A NAIC key subgroup is ready to recommend to its parent committee that contingent deferred annuities can be sold by life insurers as synthetic hybrid income annuities (SHIA.)
But the group’s chair, New Jersey’s head actuary Felix Schirripa, in the last minutes of the conference call with industry and consumer advocates, also called into question the regulatory standing of variable annuities with guaranteed lifetime withdrawal benefit (GLWB) riders, citing regulatory concerns on all guarantee products in this new market.
He hinted that scrutiny of even these products may be underway as part of the charge of a new working group he is recommending be formed, in statements revealing his concerns about market risk and insurers’ reserve adequacy for some guaranty products now being sold.
The majority of the NAIC Contingent Deferred Annuity (A) Subgroup’s agree with interested parties that much of the regulatory structure is already in place to regulate these hybrid annuities, but still recommended establishing a new working group to review and develop recommendations for all hybrids annuities, not only SHIAs, specifically targeting solvency and consumer protection-related issues raised by consumer advocates, regulators, and some company actuaries.
Although the industry members on the call were unclear on his intention, and whether it was spread across the NAIC, they were clearly flummoxed at the suggestion that these older, more accepted products were now under a possible review for their suitability for underwriting by life insurers.
It is still early in the process, and the intention is still unclear, but Schirripa will be asking the NAIC Life Insurance and Annuities (A) Committee to review what he terms all hybrid annuity products.
The NAIC – and industry – took pains to define terms during a call today on the controversial products.
A CDA is an annuity which guarantees a lifetime of periodic income payments based on the value of a covered Asset Account, as the industry defines it. CDA income payments are contingent on the survival of the CDA owner/annuitant and the depletion of the covered asset account.
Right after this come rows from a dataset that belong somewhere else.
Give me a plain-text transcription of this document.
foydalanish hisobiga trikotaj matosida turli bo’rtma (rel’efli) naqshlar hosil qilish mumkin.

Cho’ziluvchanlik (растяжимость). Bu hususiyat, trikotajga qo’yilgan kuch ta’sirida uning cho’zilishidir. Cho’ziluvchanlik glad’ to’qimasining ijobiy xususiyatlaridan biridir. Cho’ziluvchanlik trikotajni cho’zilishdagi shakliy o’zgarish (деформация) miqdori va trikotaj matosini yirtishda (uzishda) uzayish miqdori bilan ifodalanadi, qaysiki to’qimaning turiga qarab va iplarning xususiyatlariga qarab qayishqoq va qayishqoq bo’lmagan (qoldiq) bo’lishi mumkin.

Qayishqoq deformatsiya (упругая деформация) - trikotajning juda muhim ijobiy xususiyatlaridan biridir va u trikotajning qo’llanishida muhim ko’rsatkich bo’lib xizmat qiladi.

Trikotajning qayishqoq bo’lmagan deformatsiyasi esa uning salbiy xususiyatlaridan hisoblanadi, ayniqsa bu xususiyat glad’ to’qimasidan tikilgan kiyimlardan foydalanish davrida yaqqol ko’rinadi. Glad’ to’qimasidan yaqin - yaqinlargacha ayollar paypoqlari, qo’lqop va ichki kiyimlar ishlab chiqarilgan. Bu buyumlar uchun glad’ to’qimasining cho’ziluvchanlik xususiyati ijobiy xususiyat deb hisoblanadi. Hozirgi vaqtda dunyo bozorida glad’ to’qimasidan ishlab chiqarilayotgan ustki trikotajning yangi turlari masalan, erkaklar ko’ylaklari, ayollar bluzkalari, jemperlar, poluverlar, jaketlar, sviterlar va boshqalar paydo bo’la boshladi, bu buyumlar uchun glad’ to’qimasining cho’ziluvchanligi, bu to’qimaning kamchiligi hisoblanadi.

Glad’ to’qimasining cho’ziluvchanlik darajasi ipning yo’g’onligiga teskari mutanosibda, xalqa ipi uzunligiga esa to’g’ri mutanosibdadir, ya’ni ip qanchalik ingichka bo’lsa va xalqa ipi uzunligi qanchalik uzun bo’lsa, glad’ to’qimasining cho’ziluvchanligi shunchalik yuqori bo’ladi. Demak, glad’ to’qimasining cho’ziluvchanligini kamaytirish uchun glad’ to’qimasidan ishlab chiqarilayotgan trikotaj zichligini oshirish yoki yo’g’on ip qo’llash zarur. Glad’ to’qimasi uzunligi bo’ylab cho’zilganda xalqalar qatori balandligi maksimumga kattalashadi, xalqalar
Schirripa defined a “hybrid income annuity” as a contract that provides lifetime income benefits triggered by the depletion of, or change in the value of, assets held in an account for the annuitant. (An example of a hybrid income annuity is a guaranteed lifetime withdrawal benefit rider, or GLWB, added to a variable annuity.)
A “synthetic hybrid income annuity” as a hybrid income annuity, except that the assets in the account are not owned by the insurer, as in CDAs, according to Schirripa.
Both are now under scrutiny, even though the former have been sold for some time and many policies are in force.